When I look at our schooling system in the United States, I see a major problem. This is nothing new. We’ve been falling behind for years. We’ve tried reform of all kinds. Nothing seems to work. How is it that all of our efforts fail? The simple answer is: We need to accept that the true problem is much deeper than we realize.
We teach our children how to answer questions. We make them memorize the states, the periodic table, important dates, and so forth. If a student chooses to succeed, they will leave high school with a mind full of facts. This appears fine until you realize that even these students are behind on a worldwide scale. So, what are we doing wrong?
We are teaching our children how to answer questions. We provide them with the question. They answer it. William Yeats is often attributed with the quote, “Learning is not the filling of a bucket, but the lighting of a fire.” If we continue to fill our children’s minds with answers, we will do be doing nothing more than filling a bucket that will grow tired of the same old routine.
We must teach our children how to ask questions. Don’t tell them that Pi is 3.14. Give them the same exercise that led mathematicians to that number all those years ago. Don’t simply tell them that we dropped bombs on Nagasaki and Hiroshima to end World War II. Instead, provide them with the same information U.S. officials had at the time and ask them what they would do.
If you seek only answers, you will find that some buckets fill slowly and other far too quickly. In the end, however, all the buckets will fill the brim. If, instead, we have a classroom full of children who are excited about learning because they get to ask the questions and seek out the answers, we will see a dramatic change. At last, we will catch up with the rest of the world.
But remember, you cannot simply change the minds of the people. You must also affect the system itself in order to achieve successful change.

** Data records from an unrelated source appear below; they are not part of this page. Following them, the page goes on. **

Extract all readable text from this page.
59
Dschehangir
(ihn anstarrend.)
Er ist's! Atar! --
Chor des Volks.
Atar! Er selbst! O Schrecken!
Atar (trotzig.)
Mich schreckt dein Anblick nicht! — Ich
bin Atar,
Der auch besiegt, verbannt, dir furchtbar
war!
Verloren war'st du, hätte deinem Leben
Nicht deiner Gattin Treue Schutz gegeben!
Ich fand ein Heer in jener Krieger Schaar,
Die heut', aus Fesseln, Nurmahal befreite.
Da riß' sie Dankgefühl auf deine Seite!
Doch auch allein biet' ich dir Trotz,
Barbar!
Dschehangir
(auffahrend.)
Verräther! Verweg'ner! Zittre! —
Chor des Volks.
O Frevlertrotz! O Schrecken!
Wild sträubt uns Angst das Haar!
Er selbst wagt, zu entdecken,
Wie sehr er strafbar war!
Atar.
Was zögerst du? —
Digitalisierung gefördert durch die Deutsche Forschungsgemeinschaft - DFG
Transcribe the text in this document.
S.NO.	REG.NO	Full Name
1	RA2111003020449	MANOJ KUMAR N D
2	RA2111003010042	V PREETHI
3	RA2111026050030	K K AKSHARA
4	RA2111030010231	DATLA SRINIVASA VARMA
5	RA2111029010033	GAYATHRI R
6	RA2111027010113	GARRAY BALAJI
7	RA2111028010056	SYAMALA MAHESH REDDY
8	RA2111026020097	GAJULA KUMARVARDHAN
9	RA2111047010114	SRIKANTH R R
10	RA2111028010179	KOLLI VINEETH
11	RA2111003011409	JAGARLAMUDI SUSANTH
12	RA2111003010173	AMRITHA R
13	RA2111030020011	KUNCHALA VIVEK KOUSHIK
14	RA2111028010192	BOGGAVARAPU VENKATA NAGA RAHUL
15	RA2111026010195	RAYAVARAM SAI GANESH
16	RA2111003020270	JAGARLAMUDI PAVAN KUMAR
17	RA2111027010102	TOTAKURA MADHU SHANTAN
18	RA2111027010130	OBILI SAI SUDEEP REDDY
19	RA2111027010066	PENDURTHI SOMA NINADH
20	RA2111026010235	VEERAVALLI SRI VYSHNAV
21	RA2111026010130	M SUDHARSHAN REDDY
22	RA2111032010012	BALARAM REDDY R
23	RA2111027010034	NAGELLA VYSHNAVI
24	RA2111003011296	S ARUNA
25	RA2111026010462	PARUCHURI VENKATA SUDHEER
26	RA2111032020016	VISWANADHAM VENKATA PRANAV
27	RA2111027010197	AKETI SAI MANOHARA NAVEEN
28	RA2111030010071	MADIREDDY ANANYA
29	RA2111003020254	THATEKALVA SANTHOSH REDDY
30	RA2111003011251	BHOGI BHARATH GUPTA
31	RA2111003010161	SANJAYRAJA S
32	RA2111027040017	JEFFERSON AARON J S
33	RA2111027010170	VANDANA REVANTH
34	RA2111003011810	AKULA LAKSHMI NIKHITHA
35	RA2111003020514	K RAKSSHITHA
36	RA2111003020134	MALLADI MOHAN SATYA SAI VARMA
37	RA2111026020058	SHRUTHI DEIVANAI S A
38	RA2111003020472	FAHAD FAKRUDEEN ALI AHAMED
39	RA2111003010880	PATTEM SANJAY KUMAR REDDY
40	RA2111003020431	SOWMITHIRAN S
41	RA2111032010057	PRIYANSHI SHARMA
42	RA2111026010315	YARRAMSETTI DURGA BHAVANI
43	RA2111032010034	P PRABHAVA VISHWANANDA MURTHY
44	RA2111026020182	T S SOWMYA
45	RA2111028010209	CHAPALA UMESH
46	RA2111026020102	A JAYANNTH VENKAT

What kind of system is best for “lighting a fire?” Two major changes in our education program are needed to make it possible for a new generation to catch fire: a more intimate learning environment and less regulation.
It is impossible to get a discussion going that is exciting for students when they are drowned out in a sea of voices. When classrooms have 30 to 40 students in them—as they often do—this outcome is inevitable. First and foremost, education must be funded to the point that all classrooms can have 20 or fewer children in each classroom. This will not only make it easier for each child to speak up. It’ll force every child to speak up. Only when we stop treating our children like robots pumping out generic answers will they be forced to wonder what they want to learn about.
Less regulation is another must. If we are to put children in the driver’s seat of their own education, we must first remove the state from it. Statewide testing is useless. We test our children several times a year in order to find out if they are learning at the right pace. This not only hampers the learning process, but leaves the state in control of what needs to be taught. All placement testing should be scrapped.
Our children need to be guided, not forced. Too often you will hear the question, “When will I ever use this?” Students don’t understand that they are asking the wrong questions because our educational system is not based around asking the right questions. If we can make this switch, our students will soon realize that subjects that they may never “use” are still fascinating and worthy of exploration.
We have taken the human element out of teaching. Many teachers are frustrated because they are used as facilitators rather than educators. We must hand them this position back. By allowing for more funding, our government will try to add additional regulations. If there is any way around this, it should be taken. If not, local control is the answer.